Пухлый парнишка с овальным лицом и густыми рыжими волосами выплюнул зубочистку и не спеша сошел на одну ступеньку вниз.
— Вот он, стоит перед тобой, крыса приютская, — сказал он. Он стоял, чуть раздвинув ноги и опустив руки со сжатыми кулаками. — Я вижу, ты спешишь, вот и решил помочь тебе разогнаться.
Стоявшие за его спиной друзья расхохотались, а тощий чернявый паренек, похоже испанец, одобрительно и явно льстиво похлопал толстяка по плечу. Рыжего звали Майкл Каннера, я несколько раз видел его на игровой площадке во время перерыва на ленч и был с ним в одном классе на уроках религии, но мы ни разу не обменялись ни единым словом. Он был, судя по всему, предводителем этой шайки и часто привлекал к себе внимание братьев–учителей, которые без особых колебаний прибегали к наказанию в виде порки кожаным поясным ремнем. Каннера постоянно искал повод подраться; как я успел понять, просто из любви к драке, а не ради власти или защиты своего маленького княжества от какой–либо внешней угрозы. Я несколько раз становился свидетелем его уличных баталий — обычно против детей помладше, — из которых Каннера всегда выходил победителем, хотя и не без крови. Я также заметил, что, с кем бы он ни дрался, его спину всегда прикрывали по меньшей мере трое его приятелей, готовых при необходимости вмешаться в схватку. И сейчас, когда я смотрел на него, а он — на меня, я знал, что представляю собой всего лишь выбранный на сегодня объект для избиения.
Он имел передо мной большое преимущество. Я, будучи сиротой на государственном иждивении, был обязан вести себя идеально, и в семье, куда меня направили жить, и в школе, которую посещал.

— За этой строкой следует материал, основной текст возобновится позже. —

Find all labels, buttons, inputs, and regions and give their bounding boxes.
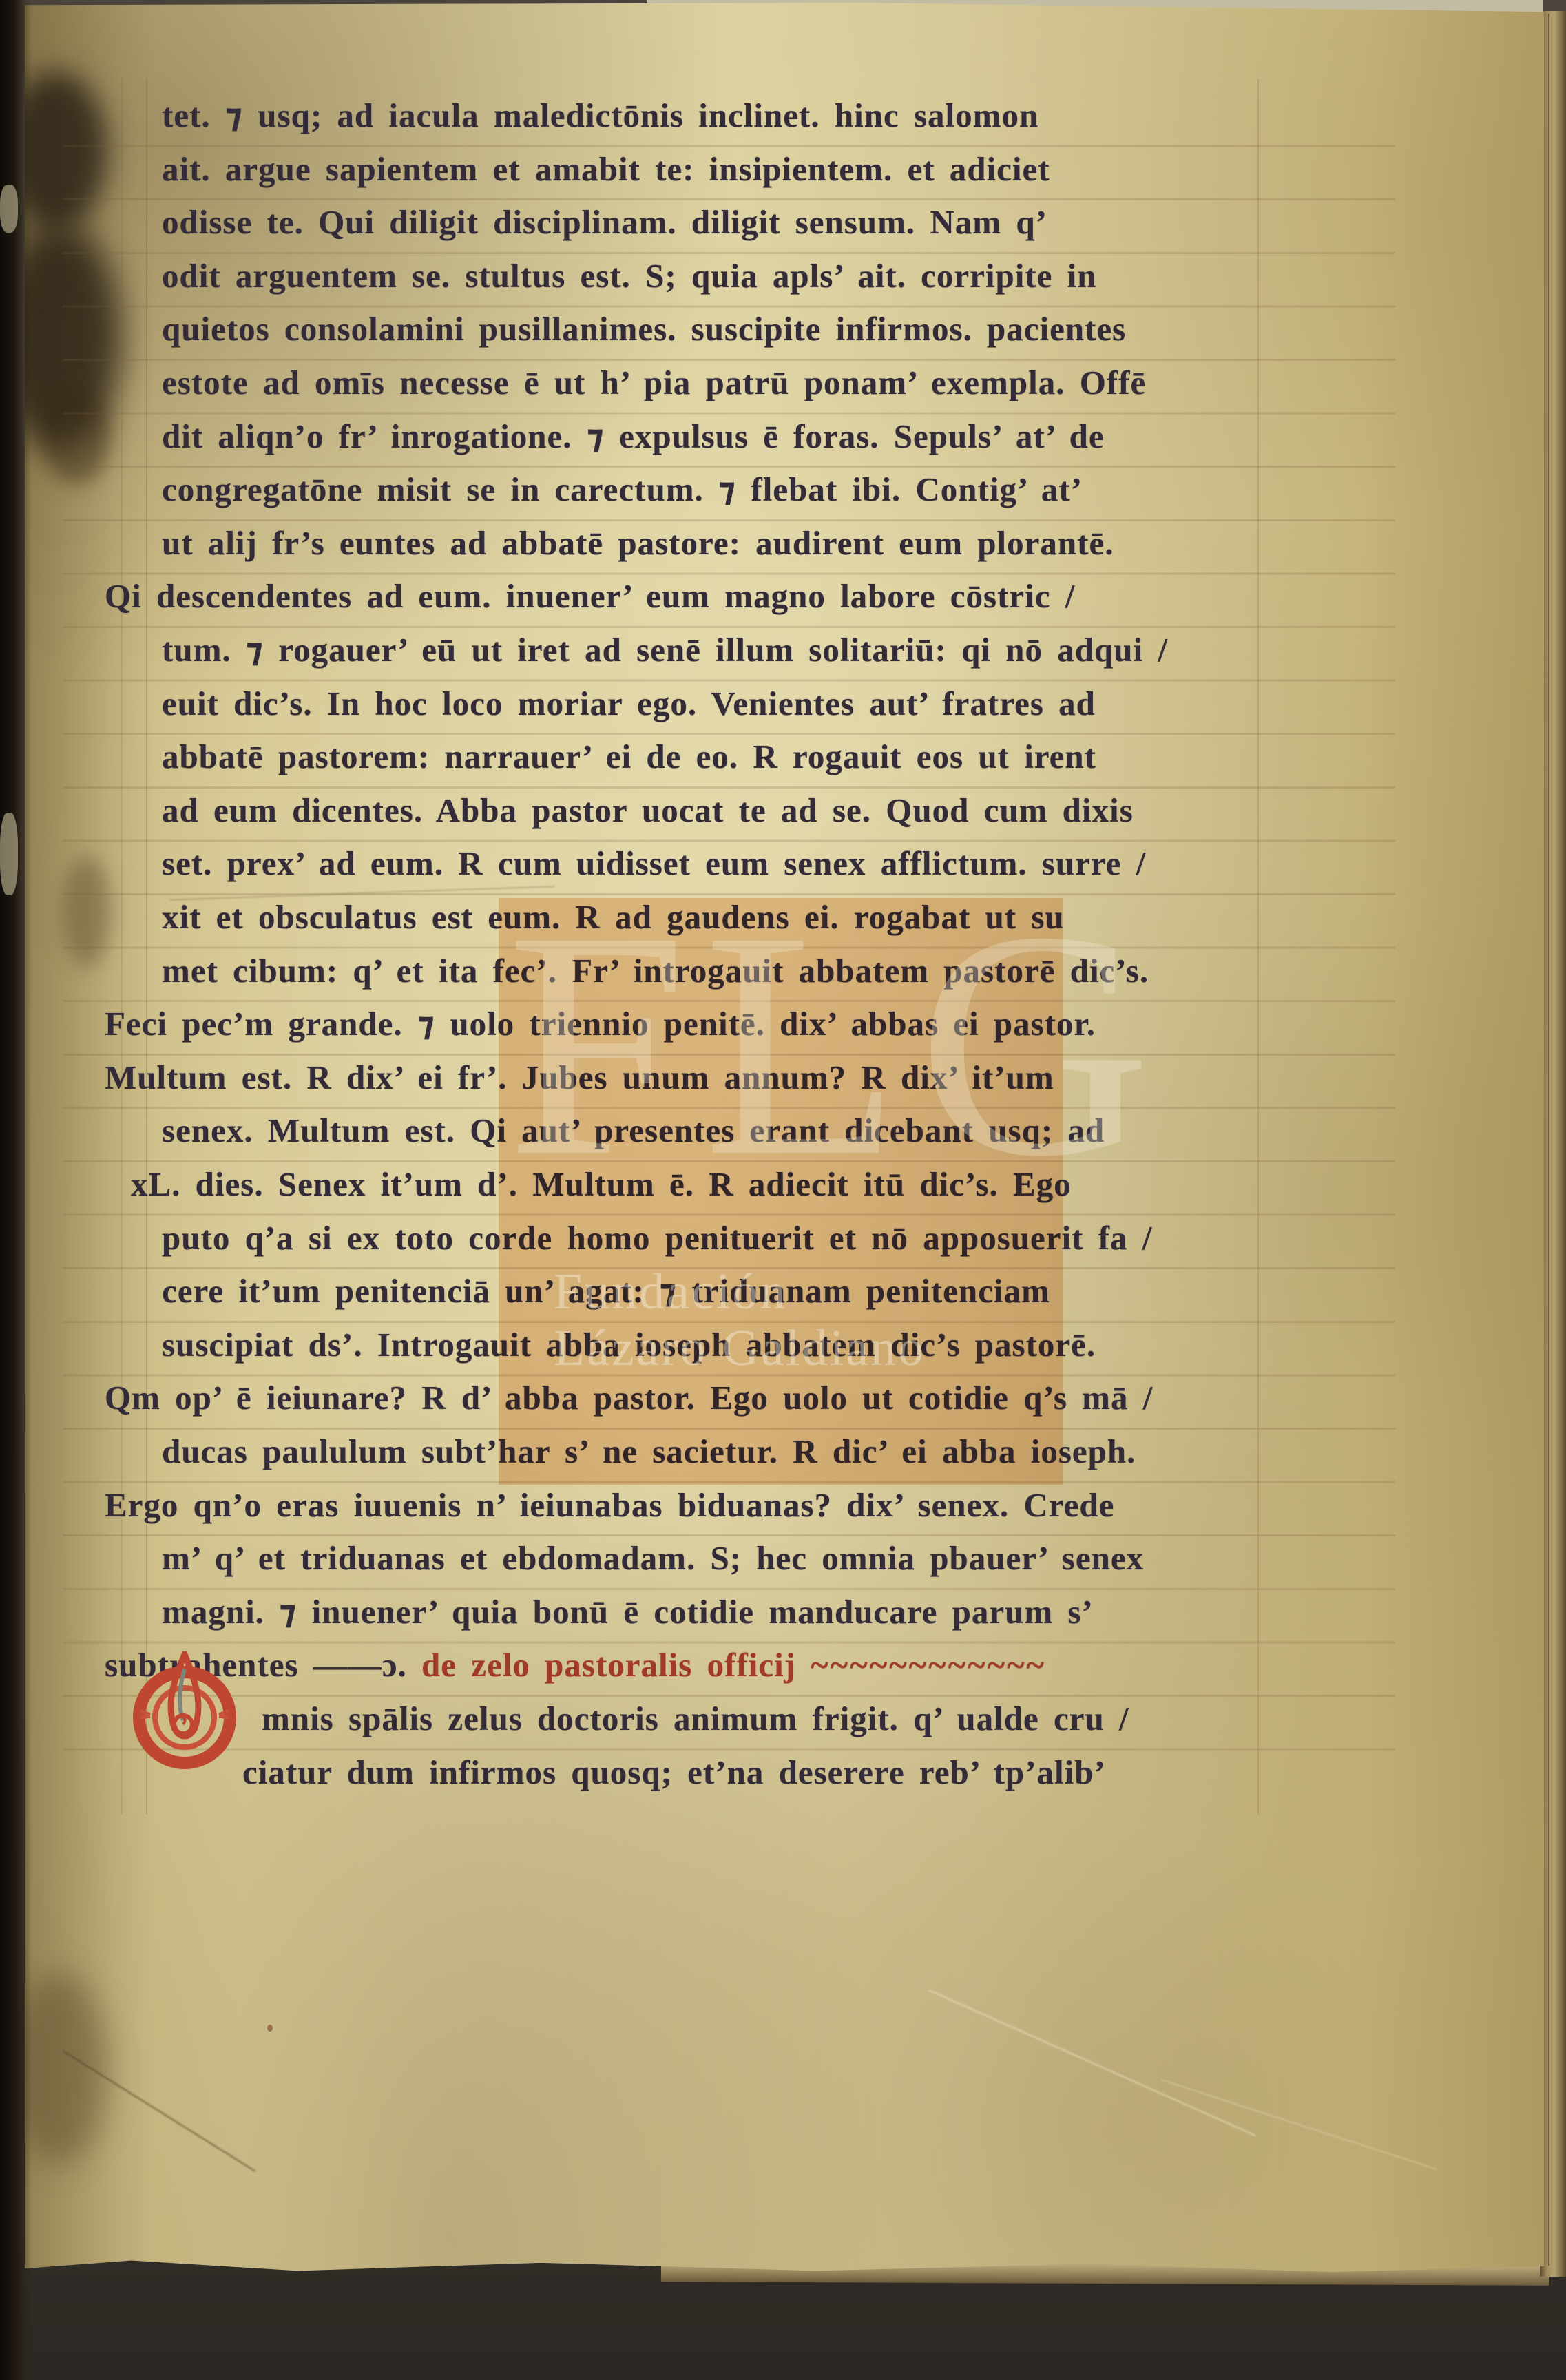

Уличная драка, особенно возле школьных дверей, не могла остаться незамеченной, а это с высокой вероятностью означало, что меня отправят в приют.
— Ладно, — сказал я, наклонившись, чтобы поднять сумку. — Я вроде никому дорогу не загораживаю.
Майкл спустился еще на две ступеньки ниже, на его губах застыла напряженная ухмылка.
— Только вонючка может вот так сейчас взять и уползти, — сказал он. — А ведь ты и есть вонючая крыса приютская, точно? Ты, наверно, еще сильнее воняешь, когда нужно платить кому–нибудь, чтобы они прикидывались твоими родителями.
— Почему бы тебе не поискать приключений где–нибудь в другом месте? — спросил я, подняв сумку и повернувшись к толстяку спиной. — Здесь ты их точно не найдешь.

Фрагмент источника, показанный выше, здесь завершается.